Graviton Gliding

by Ian Fulton Roberts © 2002

Never have I been good at introductions when stumbling upon another during a graviton glide. A long, cold swoop. An awkward hitch in my space. Though, this time, I managed to mumble my name with some sort of decorum.

"Raexx NM," I grumbled in my thoughts. Why I so willingly divulged my name I did not know, but this seemed the proper thing to do.

"Raexx NM, did you say," she thought aloud.

"The same," I echoed through my consciousness.

"I knew a Raexx M from the Tau Ceti plane ages ago," she said, managing to give me the right of way with a wayward whip of her mind.

How I knew that she was allowing me to quickly slip thought upstream I could not say for certain, since she was saying in her thoughts what most women say when, so desperate and determined to gain momentum, they cross wills with a man only to fuse lifespark and deftly dart away.

I thought on her again, not taking too long to guess on which path she would choose for fear of losing my measure of the plutonium 102 between us. Sure, she was a mind-turner, what with all the voluptuous curves that hugged every thought she had. After all, I mean, these things are delicate--an alluring woman's will, a man with whom she helplessly collides amid the dimensions of here and here, constricting the element so critical to sustaining their graviton glide through space-time. Would I yield the mystical spark of creation that gave me life?
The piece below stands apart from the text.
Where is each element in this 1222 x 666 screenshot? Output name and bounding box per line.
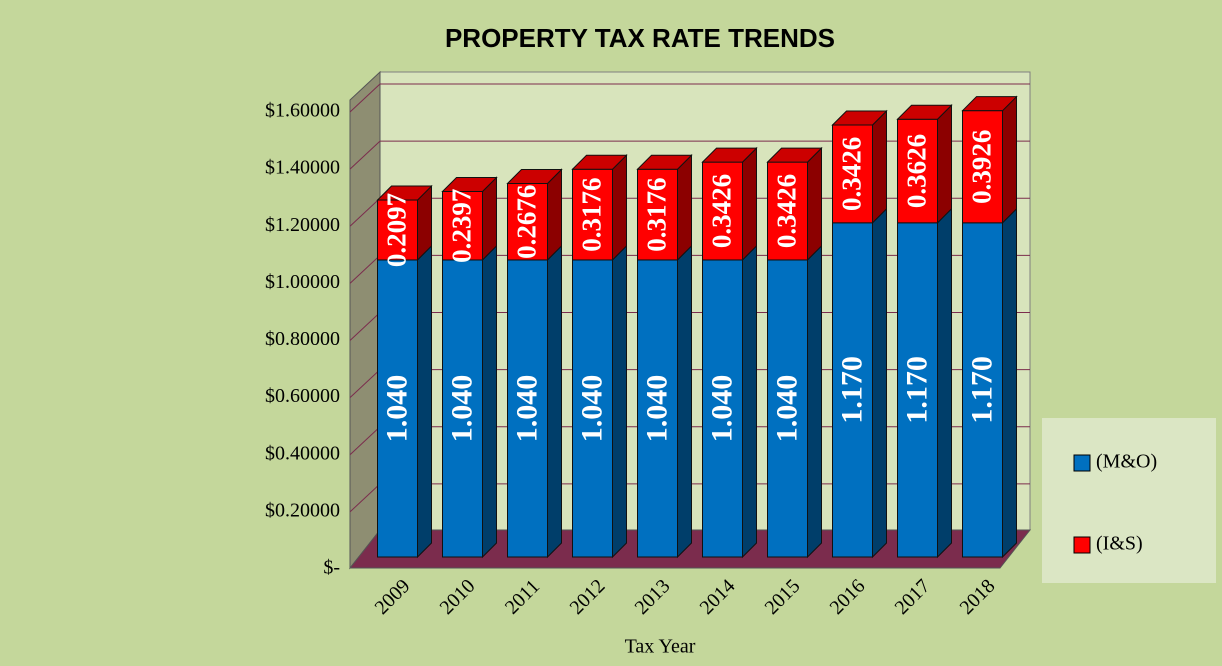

However, there were numerous sayings among graviton gliders that spoke highly of the custom of exchanging thoughts and flashing lifespark along the way.

Keep in mind, this was the dawn of twenty-seventh century, and graviton gliding had become more than just a means of inter-dimensional travel and sport. Graviton gliding was the mind's ceaseless new path of pleasure.

"Surrender your thoughts to me, Raexx NM, and I'll show you thoughts that all the strings in space-time have concealed," her mind whispered to me, cooing every now and then.

But I would not, then fate conquered

And somehow, suddenly, in that one bleary blue millisecond when her thoughts mingled with mine, I found myself thinking of the saying: "No lifespark ventured, no lifespark gained." And I thought hard to recall the 70 Virginis Alpha maxim: "..." Oh, what was it, again?

"You're a cautious one," she thought aloud, throwing her will at me with that all too peculiar 55 Pegasi pulse. Then pausing to prop up perplexed thoughts. Then stretching out her mind. Now drifting closer to my will beneath the glowing green umbra of the graviton field lines.

I quickly moved away from her outstretched thoughts, mindful of the fact that, had I taken hold of her thoughts, I might fuse lifespark (a potentially fatal move for any living thing without much plutonium 102, a move to be avoided at all costs when graviton gliding).

But I was willing to exchange visions and we did so, quickly.

So it was then, at the moment we swapped second thoughts, that I somehow knew her name--Fabienne XYV--and I said to myself, "Self," (because that is what one thinks aloud when disoriented while graviton gliding between the dimensions) "how is it that I remember this woman's name?" Though, I did not wait for my mind to answer, thereby avoiding the dementia that plagues novice graviton gliders.

"Another time, perhaps," she snapped shut her thoughts in that shapely sort of "S" that taunted me, here and there, reminding me of the time when I first heard the sounds of super-string theory in my childhood on 55 Pegasi, during the spring equinox, when we listened to the harmony of space.

But when I thought out my reply, her thoughts were gone and so was she.

Then I recovered, picked up my thoughts and swiftly sped away, sparing no reflection on what was or what could have been. Of course, there was a smiling sort of humor to it all, and this I thought aloud to myself.

Funny the thoughts of the mind during a graviton glide. Funny the thought that, in some dimension or other, the collective will of she and I may have lived, laughed and loved an entire lifetime and may have somehow forgotten that one magical string still singing in the space-time we once shared. Funny, isn't it? Well, for me this has always been so.